But she tightly embraced me then, turning her face into my neck. She cupped my cheek and she kissed me, deeply, with an instant fervor. Her fingers ran through my hair, along the back of my head. Before this we had held hands and hugged each other after a dinner out or a movie at the village theater, and I’d only politely kissed her good night, despite her clear willingness to linger in the car or before her front door. She would invite me in but I always made the excuse of having to go home to Sunny, which was true enough, though not because I was needed there. In those first weeks with Mary Burns I was still hoping to provide my daughter with a complete family life, and while it was obvious how nearly perfect Mary would be as a mother, how well she could run a house (even mine), I began to wonder if I were up to the tasks of being a worthy partner and husband. I worried whether I knew what to do, like any pubescent boy might be concerned, for honestly it had been quite a long time, long enough that I was as fearful as I was anxious and expectant. But that afternoon, on the impromptu hike, she held me tight and wouldn’t let me go and at some point I began not just to relent but to kiss her back, and with a sudden, spurring ebullience that caught us both off guard.
“You’re such a surprise,” she said, when we finally ceased for a moment. “Come with me.”

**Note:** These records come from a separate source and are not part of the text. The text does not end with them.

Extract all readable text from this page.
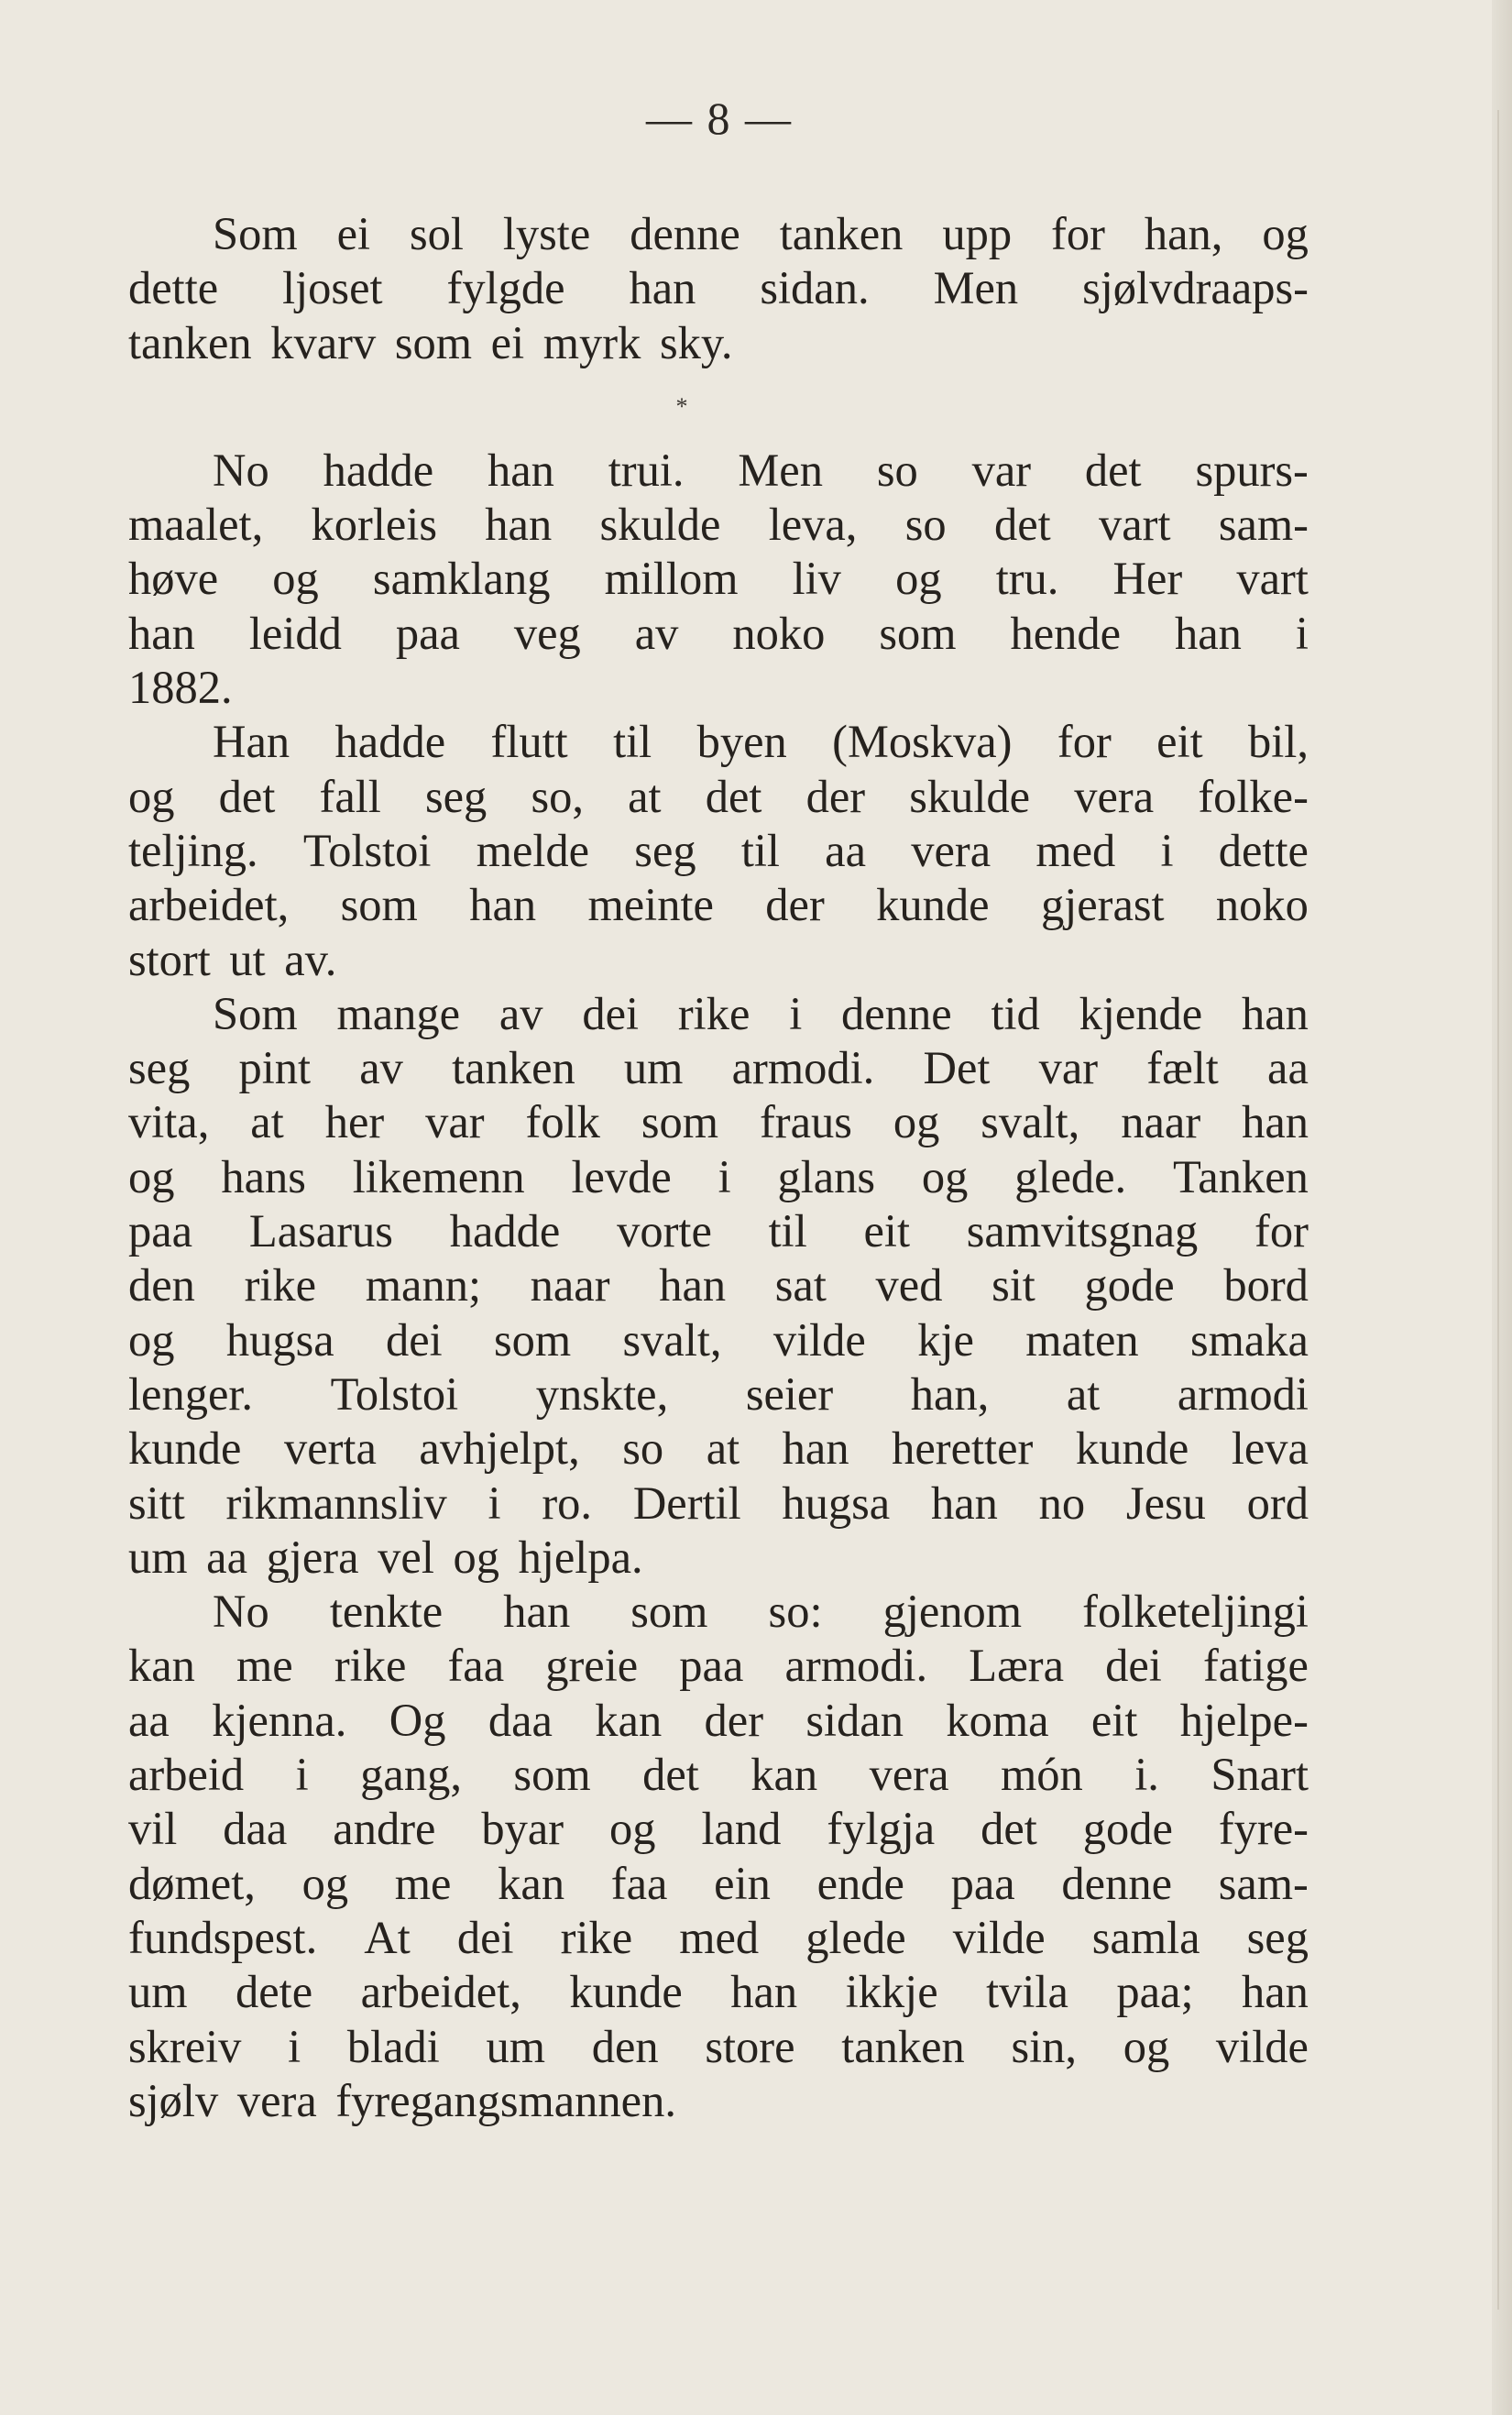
— 8 —
Som ei sol lyste denne tanken upp for han, og
dette ljoset fylgde han sidan. Men sjølvdraaps-
tanken kvarv som ei myrk sky.
*
No hadde han trui. Men so var det spurs-
maalet, korleis han skulde leva, so det vart sam-
høve og samklang millom liv og tru. Her vart
han leidd paa veg av noko som hende han i
1882.
Han hadde flutt til byen (Moskva) for eit bil,
og det fall seg so, at det der skulde vera folke-
teljing. Tolstoi melde seg til aa vera med i dette
arbeidet, som han meinte der kunde gjerast noko
stort ut av.
Som mange av dei rike i denne tid kjende han
seg pint av tanken um armodi. Det var fælt aa
vita, at her var folk som fraus og svalt, naar han
og hans likemenn levde i glans og glede. Tanken
paa Lasarus hadde vorte til eit samvitsgnag for
den rike mann; naar han sat ved sit gode bord
og hugsa dei som svalt, vilde kje maten smaka
lenger. Tolstoi ynskte, seier han, at armodi
kunde verta avhjelpt, so at han heretter kunde leva
sitt rikmannsliv i ro. Dertil hugsa han no Jesu ord
um aa gjera vel og hjelpa.
No tenkte han som so: gjenom folketeljingi
kan me rike faa greie paa armodi. Læra dei fatige
aa kjenna. Og daa kan der sidan koma eit hjelpe-
arbeid i gang, som det kan vera món i. Snart
vil daa andre byar og land fylgja det gode fyre-
dømet, og me kan faa ein ende paa denne sam-
fundspest. At dei rike med glede vilde samla seg
um dete arbeidet, kunde han ikkje tvila paa; han
skreiv i bladi um den store tanken sin, og vilde
sjølv vera fyregangsmannen.
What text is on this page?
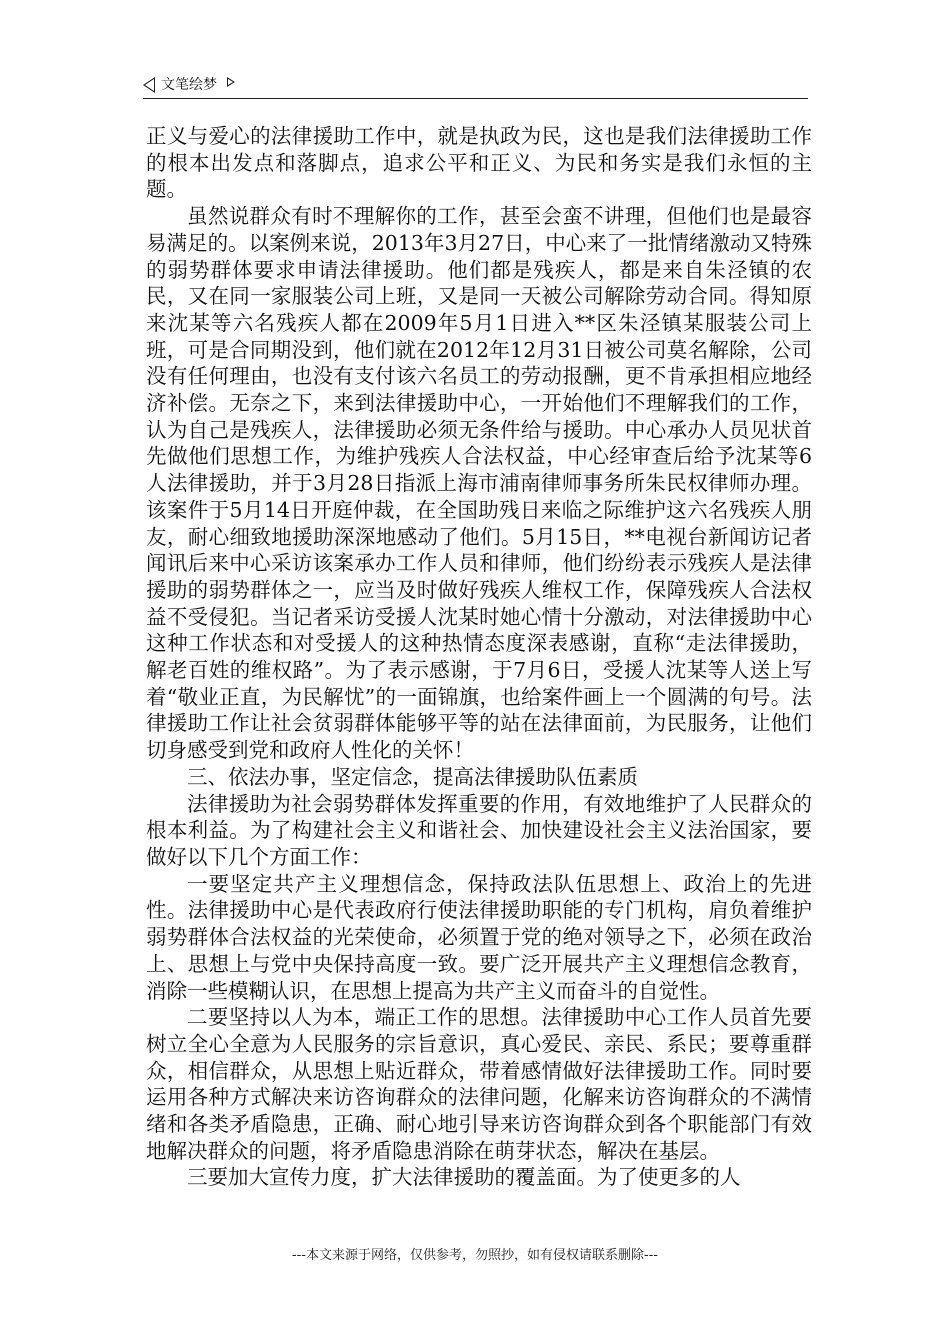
文笔绘梦

正义与爱心的法律援助工作中，就是执政为民，这也是我们法律援助工作的根本出发点和落脚点，追求公平和正义、为民和务实是我们永恒的主题。

虽然说群众有时不理解你的工作，甚至会蛮不讲理，但他们也是最容易满足的。以案例来说，2013年3月27日，中心来了一批情绪激动又特殊的弱势群体要求申请法律援助。他们都是残疾人，都是来自朱泾镇的农民，又在同一家服装公司上班，又是同一天被公司解除劳动合同。得知原来沈某等六名残疾人都在2009年5月1日进入**区朱泾镇某服装公司上班，可是合同期没到，他们就在2012年12月31日被公司莫名解除，公司没有任何理由，也没有支付该六名员工的劳动报酬，更不肯承担相应地经济补偿。无奈之下，来到法律援助中心，一开始他们不理解我们的工作，认为自己是残疾人，法律援助必须无条件给与援助。中心承办人员见状首先做他们思想工作，为维护残疾人合法权益，中心经审查后给予沈某等6人法律援助，并于3月28日指派上海市浦南律师事务所朱民权律师办理。该案件于5月14日开庭仲裁，在全国助残日来临之际维护这六名残疾人朋友，耐心细致地援助深深地感动了他们。5月15日，**电视台新闻访记者闻讯后来中心采访该案承办工作人员和律师，他们纷纷表示残疾人是法律援助的弱势群体之一，应当及时做好残疾人维权工作，保障残疾人合法权益不受侵犯。当记者采访受援人沈某时她心情十分激动，对法律援助中心这种工作状态和对受援人的这种热情态度深表感谢，直称“走法律援助，解老百姓的维权路”。为了表示感谢，于7月6日，受援人沈某等人送上写着“敬业正直，为民解忧”的一面锦旗，也给案件画上一个圆满的句号。法律援助工作让社会贫弱群体能够平等的站在法律面前，为民服务，让他们切身感受到党和政府人性化的关怀！

三、依法办事，坚定信念，提高法律援助队伍素质

法律援助为社会弱势群体发挥重要的作用，有效地维护了人民群众的根本利益。为了构建社会主义和谐社会、加快建设社会主义法治国家，要做好以下几个方面工作：

一要坚定共产主义理想信念，保持政法队伍思想上、政治上的先进性。法律援助中心是代表政府行使法律援助职能的专门机构，肩负着维护弱势群体合法权益的光荣使命，必须置于党的绝对领导之下，必须在政治上、思想上与党中央保持高度一致。要广泛开展共产主义理想信念教育，消除一些模糊认识，在思想上提高为共产主义而奋斗的自觉性。

二要坚持以人为本，端正工作的思想。法律援助中心工作人员首先要树立全心全意为人民服务的宗旨意识，真心爱民、亲民、系民；要尊重群众，相信群众，从思想上贴近群众，带着感情做好法律援助工作。同时要运用各种方式解决来访咨询群众的法律问题，化解来访咨询群众的不满情绪和各类矛盾隐患，正确、耐心地引导来访咨询群众到各个职能部门有效地解决群众的问题，将矛盾隐患消除在萌芽状态，解决在基层。

三要加大宣传力度，扩大法律援助的覆盖面。为了使更多的人

---本文来源于网络，仅供参考，勿照抄，如有侵权请联系删除---
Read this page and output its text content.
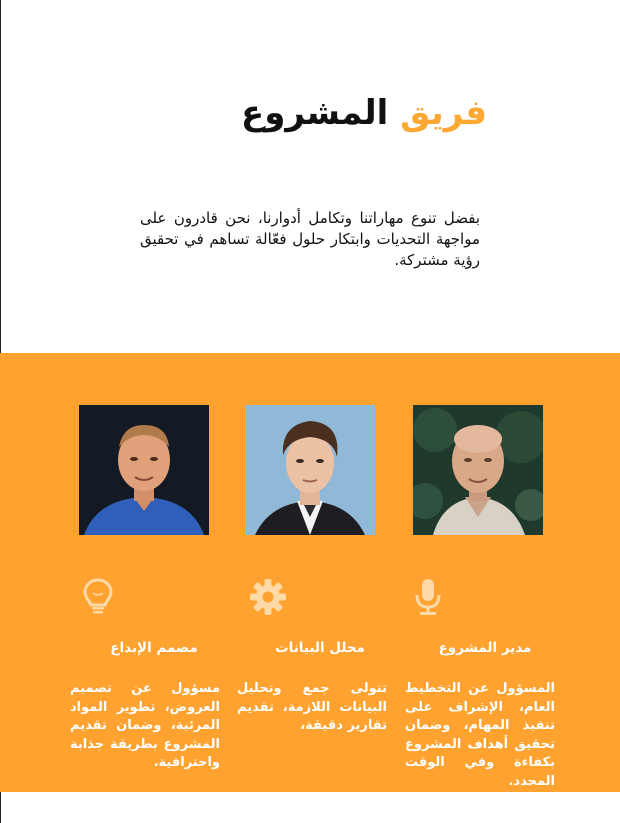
فريق المشروع

بفضل تنوع مهاراتنا وتكامل أدوارنا، نحن قادرون على مواجهة التحديات وابتكار حلول فعّالة تساهم في تحقيق رؤية مشتركة.

مدير المشروع
محلل البيانات
مصمم الإبداع

المسؤول عن التخطيط العام، الإشراف على تنفيذ المهام، وضمان تحقيق أهداف المشروع بكفاءة وفي الوقت المحدد.

تتولى جمع وتحليل البيانات اللازمة، تقديم تقارير دقيقة،

مسؤول عن تصميم العروض، تطوير المواد المرئية، وضمان تقديم المشروع بطريقة جذابة واحترافية.
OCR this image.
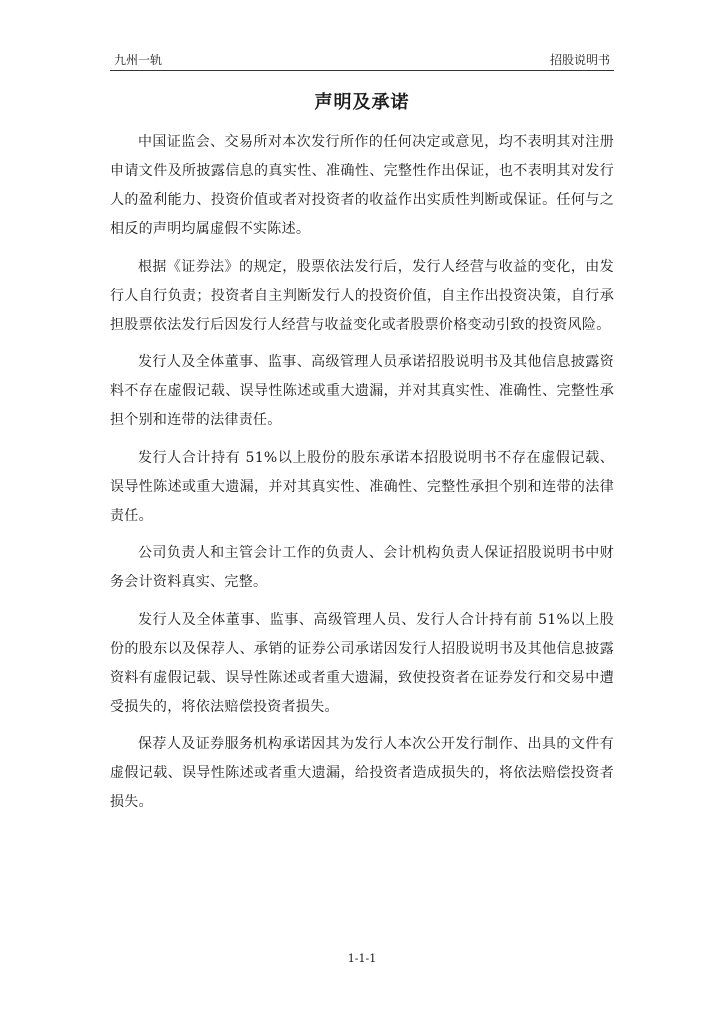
九州一轨	招股说明书
声明及承诺

中国证监会、交易所对本次发行所作的任何决定或意见，均不表明其对注册申请文件及所披露信息的真实性、准确性、完整性作出保证，也不表明其对发行人的盈利能力、投资价值或者对投资者的收益作出实质性判断或保证。任何与之相反的声明均属虚假不实陈述。

根据《证券法》的规定，股票依法发行后，发行人经营与收益的变化，由发行人自行负责；投资者自主判断发行人的投资价值，自主作出投资决策，自行承担股票依法发行后因发行人经营与收益变化或者股票价格变动引致的投资风险。

发行人及全体董事、监事、高级管理人员承诺招股说明书及其他信息披露资料不存在虚假记载、误导性陈述或重大遗漏，并对其真实性、准确性、完整性承担个别和连带的法律责任。

发行人合计持有 51%以上股份的股东承诺本招股说明书不存在虚假记载、误导性陈述或重大遗漏，并对其真实性、准确性、完整性承担个别和连带的法律责任。

公司负责人和主管会计工作的负责人、会计机构负责人保证招股说明书中财务会计资料真实、完整。

发行人及全体董事、监事、高级管理人员、发行人合计持有前 51%以上股份的股东以及保荐人、承销的证券公司承诺因发行人招股说明书及其他信息披露资料有虚假记载、误导性陈述或者重大遗漏，致使投资者在证券发行和交易中遭受损失的，将依法赔偿投资者损失。

保荐人及证券服务机构承诺因其为发行人本次公开发行制作、出具的文件有虚假记载、误导性陈述或者重大遗漏，给投资者造成损失的，将依法赔偿投资者损失。

1-1-1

She got up and started walking the path again, in the direction we had been hiking.
“Where are you going?”
“Where we were headed.”
“But what’s there?”
“You’ll see. Just come on.”
She was going more quickly than before, almost running, and soon enough we found ourselves in a silly bit of a chase, her slowing down until I could reach and touch her and then rushing forward again, the two of us acting a third or perhaps a tenth of our years. She disappeared around a turn and when I reached the spot, she was no longer ahead of me. I called out and she answered, and when I looked down I saw a small opening within a thicket.
“Come inside,” she said.
“Shouldn’t we go back? The nursery man must be there by now.”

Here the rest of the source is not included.